Langkah ini sejalan dengan prinsip bahwa penegakan hukum harus tetap menghormati martabat manusia. Dengan begitu, Polres Parigi Moutong ingin memastikan bahwa aspek kemanusiaan tidak terabaikan dalam setiap proses hukum. Penekanan pada hak kesehatan tahanan merupakan bagian integral dari sistem peradilan yang adil dan beradab.
Prosedur Pengawalan Medis yang Humanis dan Aman
Pemindahan tahanan yang sakit dari ruang tahanan ke rumah sakit dilaksanakan dengan prosedur yang ketat namun humanis. Personel kepolisian melakukan pengawalan intensif guna menjamin keamanan tahanan serta kelancaran proses perawatan. Pengawalan ini memastikan tidak ada insiden yang tidak diinginkan selama perjalanan dan di fasilitas medis.

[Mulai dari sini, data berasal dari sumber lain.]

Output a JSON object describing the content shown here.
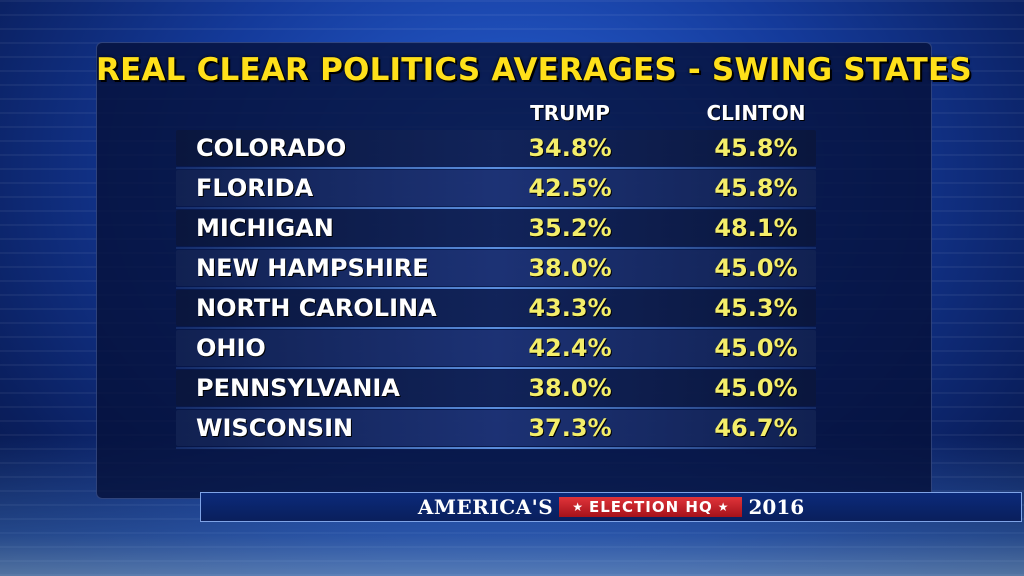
{
  "title": "REAL CLEAR POLITICS AVERAGES - SWING STATES",
  "columns": {
    "trump": "TRUMP",
    "clinton": "CLINTON"
  },
  "rows": [
    {
      "state": "COLORADO",
      "trump": "34.8%",
      "clinton": "45.8%"
    },
    {
      "state": "FLORIDA",
      "trump": "42.5%",
      "clinton": "45.8%"
    },
    {
      "state": "MICHIGAN",
      "trump": "35.2%",
      "clinton": "48.1%"
    },
    {
      "state": "NEW HAMPSHIRE",
      "trump": "38.0%",
      "clinton": "45.0%"
    },
    {
      "state": "NORTH CAROLINA",
      "trump": "43.3%",
      "clinton": "45.3%"
    },
    {
      "state": "OHIO",
      "trump": "42.4%",
      "clinton": "45.0%"
    },
    {
      "state": "PENNSYLVANIA",
      "trump": "38.0%",
      "clinton": "45.0%"
    },
    {
      "state": "WISCONSIN",
      "trump": "37.3%",
      "clinton": "46.7%"
    }
  ],
  "banner": {
    "brand": "AMERICA'S",
    "badge": "ELECTION HQ",
    "year": "2016",
    "star_icon": "star-icon"
  },
  "colors": {
    "title": "#ffe01a",
    "values": "#f4ee6a",
    "badge": "#c8202a"
  }
}
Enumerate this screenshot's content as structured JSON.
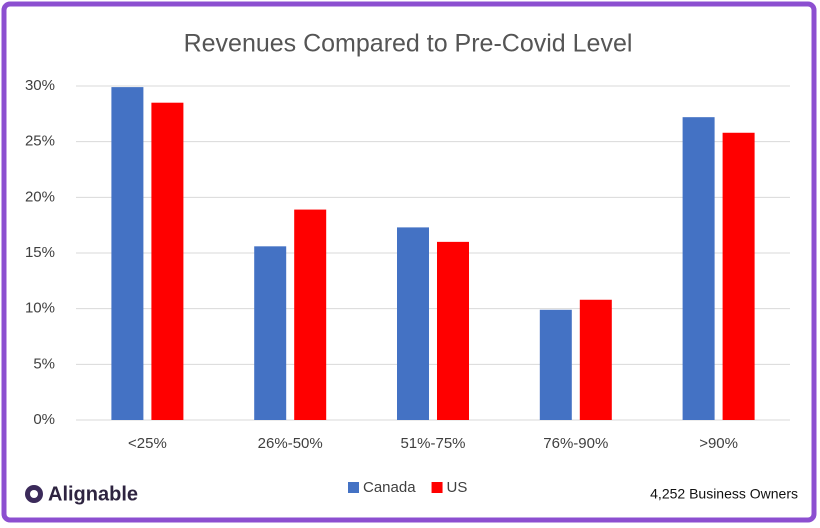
{
  "chart_data": {
    "type": "bar",
    "title": "Revenues Compared to Pre-Covid Level",
    "categories": [
      "<25%",
      "26%-50%",
      "51%-75%",
      "76%-90%",
      ">90%"
    ],
    "series": [
      {
        "name": "Canada",
        "color": "#4472c4",
        "values": [
          29.9,
          15.6,
          17.3,
          9.9,
          27.2
        ]
      },
      {
        "name": "US",
        "color": "#ff0000",
        "values": [
          28.5,
          18.9,
          16.0,
          10.8,
          25.8
        ]
      }
    ],
    "ylim": [
      0,
      30
    ],
    "yticks": [
      {
        "value": 0,
        "label": "0%"
      },
      {
        "value": 5,
        "label": "5%"
      },
      {
        "value": 10,
        "label": "10%"
      },
      {
        "value": 15,
        "label": "15%"
      },
      {
        "value": 20,
        "label": "20%"
      },
      {
        "value": 25,
        "label": "25%"
      },
      {
        "value": 30,
        "label": "30%"
      }
    ],
    "grid": true,
    "legend": "bottom",
    "logo": "Alignable",
    "note": "4,252 Business Owners"
  }
}
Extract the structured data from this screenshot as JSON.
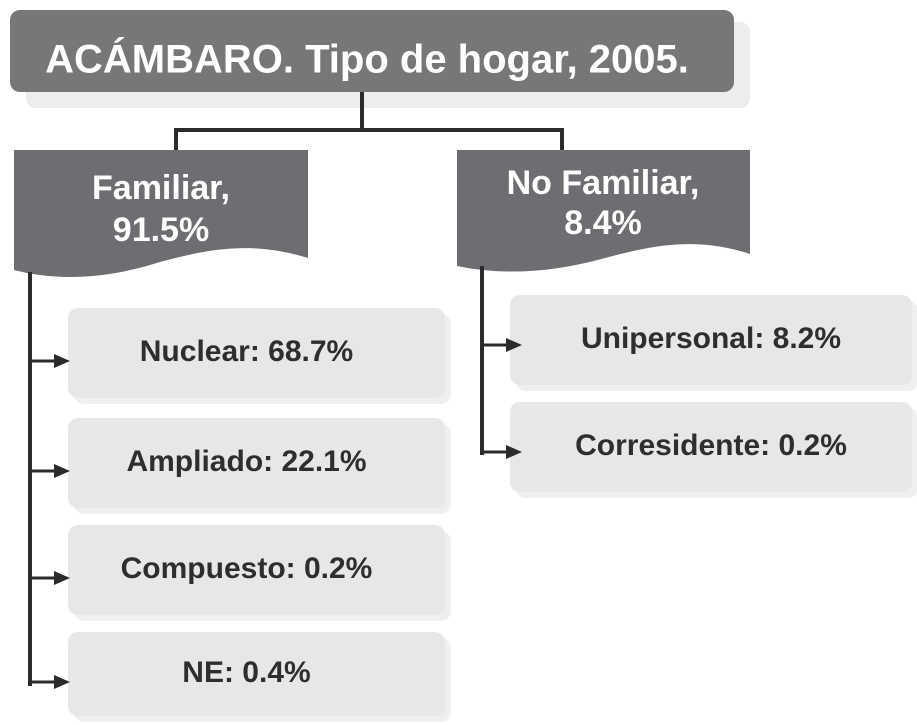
{
  "title": "ACÁMBARO. Tipo de hogar, 2005.",
  "branches": [
    {
      "label": [
        "Familiar,",
        "91.5%"
      ],
      "children": [
        "Nuclear: 68.7%",
        "Ampliado: 22.1%",
        "Compuesto: 0.2%",
        "NE: 0.4%"
      ]
    },
    {
      "label": [
        "No Familiar,",
        "8.4%"
      ],
      "children": [
        "Unipersonal: 8.2%",
        "Corresidente: 0.2%"
      ]
    }
  ]
}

Selama berada di RSUD Anuntaloko Parigi, tahanan menerima penanganan medis dari tenaga kesehatan yang kompeten. Anggota Polri yang bertugas tetap siaga mendampingi tahanan di rumah sakit. Pendampingan ini berlangsung hingga tahanan dinyatakan layak untuk kembali ke ruang penahanan.

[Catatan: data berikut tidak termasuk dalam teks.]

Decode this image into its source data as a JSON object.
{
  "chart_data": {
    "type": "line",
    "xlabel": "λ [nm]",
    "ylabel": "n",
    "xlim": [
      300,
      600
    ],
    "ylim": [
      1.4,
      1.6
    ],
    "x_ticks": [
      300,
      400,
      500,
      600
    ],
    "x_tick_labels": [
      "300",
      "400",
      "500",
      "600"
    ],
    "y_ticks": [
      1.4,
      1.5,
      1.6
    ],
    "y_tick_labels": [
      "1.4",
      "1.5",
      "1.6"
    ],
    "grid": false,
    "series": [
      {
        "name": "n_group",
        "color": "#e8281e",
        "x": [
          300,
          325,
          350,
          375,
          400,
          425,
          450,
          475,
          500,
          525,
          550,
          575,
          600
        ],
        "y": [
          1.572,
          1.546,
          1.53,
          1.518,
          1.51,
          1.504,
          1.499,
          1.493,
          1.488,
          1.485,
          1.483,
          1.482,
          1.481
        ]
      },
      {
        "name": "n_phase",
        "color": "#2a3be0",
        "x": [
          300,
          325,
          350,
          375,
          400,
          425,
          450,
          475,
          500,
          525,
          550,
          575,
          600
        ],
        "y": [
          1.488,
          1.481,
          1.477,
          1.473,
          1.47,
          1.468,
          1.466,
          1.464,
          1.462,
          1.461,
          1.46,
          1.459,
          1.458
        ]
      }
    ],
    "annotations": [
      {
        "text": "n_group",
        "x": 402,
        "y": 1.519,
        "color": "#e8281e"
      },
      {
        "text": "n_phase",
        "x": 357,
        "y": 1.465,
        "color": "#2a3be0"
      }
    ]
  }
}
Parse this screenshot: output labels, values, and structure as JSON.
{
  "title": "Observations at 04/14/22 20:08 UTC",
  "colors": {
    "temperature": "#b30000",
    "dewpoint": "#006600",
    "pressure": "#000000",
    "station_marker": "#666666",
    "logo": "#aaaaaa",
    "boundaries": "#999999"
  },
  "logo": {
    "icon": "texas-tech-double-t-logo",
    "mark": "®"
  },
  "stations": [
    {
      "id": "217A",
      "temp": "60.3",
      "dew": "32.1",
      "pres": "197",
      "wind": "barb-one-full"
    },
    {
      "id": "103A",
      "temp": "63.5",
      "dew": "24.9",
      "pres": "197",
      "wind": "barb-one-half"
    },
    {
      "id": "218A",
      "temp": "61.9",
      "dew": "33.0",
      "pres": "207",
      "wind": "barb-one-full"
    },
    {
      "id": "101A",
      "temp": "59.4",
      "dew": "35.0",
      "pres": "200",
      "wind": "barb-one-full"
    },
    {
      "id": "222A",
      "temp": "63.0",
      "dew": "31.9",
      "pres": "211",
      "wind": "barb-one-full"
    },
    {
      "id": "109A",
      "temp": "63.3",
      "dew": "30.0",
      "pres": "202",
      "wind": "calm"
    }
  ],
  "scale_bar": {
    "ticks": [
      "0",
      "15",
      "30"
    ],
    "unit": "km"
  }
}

Prosedur ini dirancang untuk memastikan bahwa kebutuhan medis tahanan terpenuhi secara optimal. Pada saat yang sama, aspek keamanan juga tetap menjadi prioritas utama. Polres Parigi Moutong berupaya memberikan pelayanan terbaik dengan tetap menjaga integritas proses hukum yang berlaku.
Menegakkan Hukum dengan Sentuhan Kemanusiaan
Melalui inisiatif ini, Polres Parigi Moutong bertekad untuk memastikan bahwa penegakan hukum berjalan seiring dengan prinsip kemanusiaan. Kapolres menegaskan bahwa keberadaan aparat kepolisian harus benar-benar dirasakan manfaatnya oleh seluruh lapisan masyarakat. Hal ini mencakup kelompok rentan seperti tahanan yang sedang sakit.
"Polres Parigi Moutong terus berupaya menjadi garda terdepan dalam menghadirkan rasa aman, adil dan humanis di tengah masyarakat," ujarnya. Komitmen ini menunjukkan visi Polri untuk tidak hanya menjadi penegak hukum, tetapi juga pelayan masyarakat yang berempati. Pendekatan humanis ini diharapkan dapat membangun kepercayaan publik.
Upaya Polres Parimo dalam memfasilitasi tahanan sakit adalah contoh nyata dari penegakan hukum yang berimbang. Ini menunjukkan bahwa proses hukum tidak menghilangkan hak dasar individu untuk mendapatkan perlakuan yang manusiawi. Dengan demikian, Polri berperan aktif dalam menciptakan lingkungan yang aman, adil, dan penuh kepedulian.